What needs to be done to correct this situation? The first thing to note is that all of the problems underlined are structural problems; they concern the ways in which governments operate rather than the specific actions which they undertake. Therefore, the solution lies in changing the approach of international governance, so as to allow them to position themselves in stronger positions to react decisively and pragmatically to future events.
Pragmatism is the first solution. Governments must be bold enough to make unpopular decisions, while electorates must learn to accept such unpopular yet necessary decisions and refrain from punishing pragmatism at the polls. This inherently requires the depoliticisation of unknown unknowns, a return to the end of politics at the water’s edge. The Italian government’s decision to lockdown the entire country in reaction to COVID-19 is a shining example of such ‘grown-up’ politics.
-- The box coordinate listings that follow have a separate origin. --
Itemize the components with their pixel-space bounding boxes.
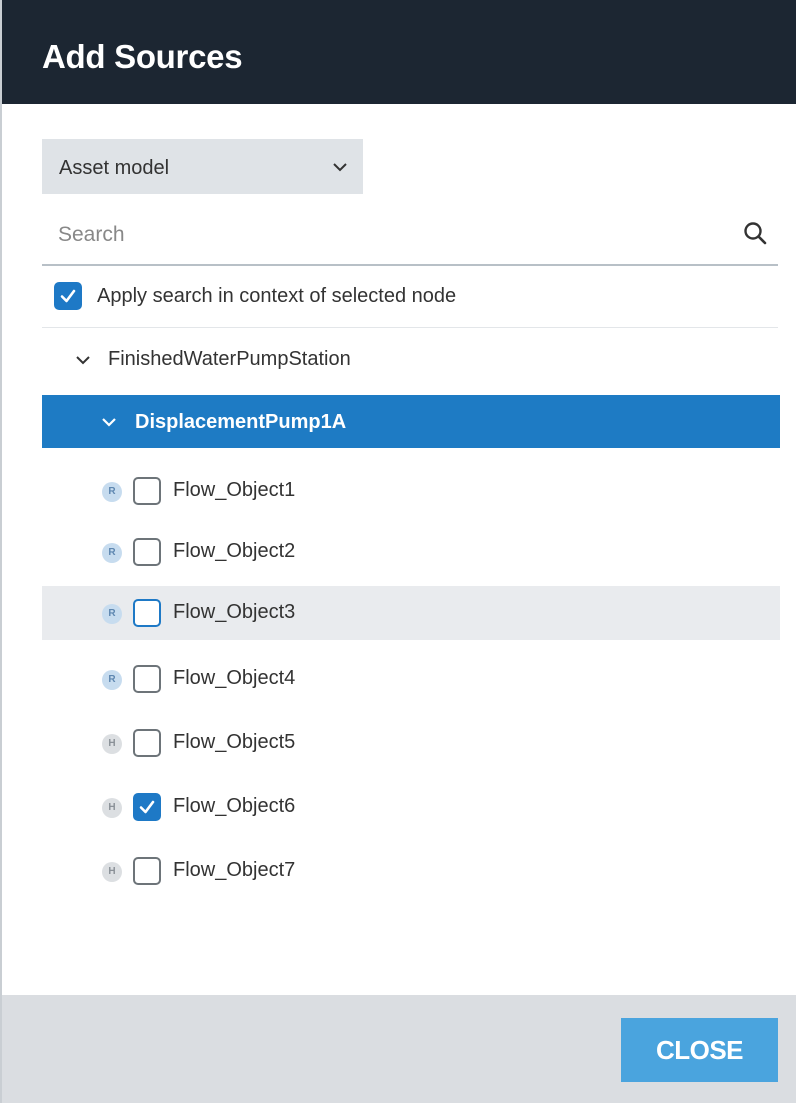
tree-node-label: DisplacementPump1A [135, 411, 347, 433]
tree-item-flow-object4[interactable]: R Flow_Object4 [42, 648, 780, 710]
item-checkbox[interactable] [133, 477, 161, 505]
chevron-down-icon [333, 163, 347, 172]
tree-node-selected[interactable]: DisplacementPump1A [42, 395, 780, 448]
item-label: Flow_Object5 [173, 731, 296, 753]
source-type-value: Asset model [59, 157, 170, 179]
tree-item-flow-object6[interactable]: H Flow_Object6 [42, 776, 780, 838]
item-label: Flow_Object6 [173, 795, 296, 817]
item-checkbox[interactable] [133, 793, 161, 821]
item-checkbox[interactable] [133, 538, 161, 566]
item-label: Flow_Object1 [173, 479, 296, 501]
realtime-badge: R [102, 670, 122, 690]
item-label: Flow_Object2 [173, 540, 296, 562]
tree-item-flow-object1[interactable]: R Flow_Object1 [42, 460, 780, 522]
item-label: Flow_Object7 [173, 859, 296, 881]
item-label: Flow_Object3 [173, 601, 296, 623]
source-type-dropdown[interactable]: Asset model [42, 139, 363, 194]
item-checkbox[interactable] [133, 665, 161, 693]
tree-item-flow-object3[interactable]: R Flow_Object3 [42, 586, 780, 640]
item-label: Flow_Object4 [173, 667, 296, 689]
tree-item-flow-object5[interactable]: H Flow_Object5 [42, 712, 780, 774]
historical-badge: H [102, 734, 122, 754]
search-input[interactable] [42, 210, 722, 260]
tree-node-label: FinishedWaterPumpStation [108, 348, 351, 370]
realtime-badge: R [102, 482, 122, 502]
chevron-down-icon[interactable] [100, 413, 118, 431]
item-checkbox[interactable] [133, 857, 161, 885]
realtime-badge: R [102, 543, 122, 563]
tree-item-flow-object2[interactable]: R Flow_Object2 [42, 521, 780, 583]
apply-search-context-option: Apply search in context of selected node [54, 280, 754, 312]
divider [42, 327, 778, 328]
realtime-badge: R [102, 604, 122, 624]
dialog-header: Add Sources [2, 0, 796, 104]
apply-search-context-checkbox[interactable] [54, 282, 82, 310]
item-checkbox[interactable] [133, 599, 161, 627]
search-field [42, 210, 778, 266]
checkmark-icon [60, 289, 76, 303]
item-checkbox[interactable] [133, 729, 161, 757]
chevron-down-icon[interactable] [74, 351, 92, 369]
checkmark-icon [139, 800, 155, 814]
tree-node-root[interactable]: FinishedWaterPumpStation [42, 329, 780, 391]
close-button[interactable]: CLOSE [621, 1018, 778, 1082]
search-icon[interactable] [742, 220, 768, 246]
dialog-title: Add Sources [42, 38, 243, 75]
apply-search-context-label: Apply search in context of selected node [97, 285, 457, 307]
historical-badge: H [102, 798, 122, 818]
add-sources-dialog: Add Sources Asset model Apply search in … [0, 0, 796, 1103]
tree-item-flow-object7[interactable]: H Flow_Object7 [42, 840, 780, 902]
historical-badge: H [102, 862, 122, 882]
The second solution lies in bureaucratic flexibility. Internal governmental structures must be flexible enough to allow rapid cross-departmental communication and information gathering, and most importantly, support decisive decision-making. This can largely be achieved by streamlining the decision-making process through establishing a centralised governmental monitoring body, thus removing the internal struggles for power.
The last solution is for governments to cooperate through international institutions once more. Not only will this contribute to the proliferation of cross-border information to inform optimal decision-making, but it will also facilitate a cohesive and unified international response that sufficiently tackles the inevitable international nature of future unknown unknowns. If governments prioritise pragmatism over idealism, flexibility over rigidity, and cooperation over unilateralism, their ability to react decisively to future unknown unknowns will markedly improve. This would unquestionably benefit everyone.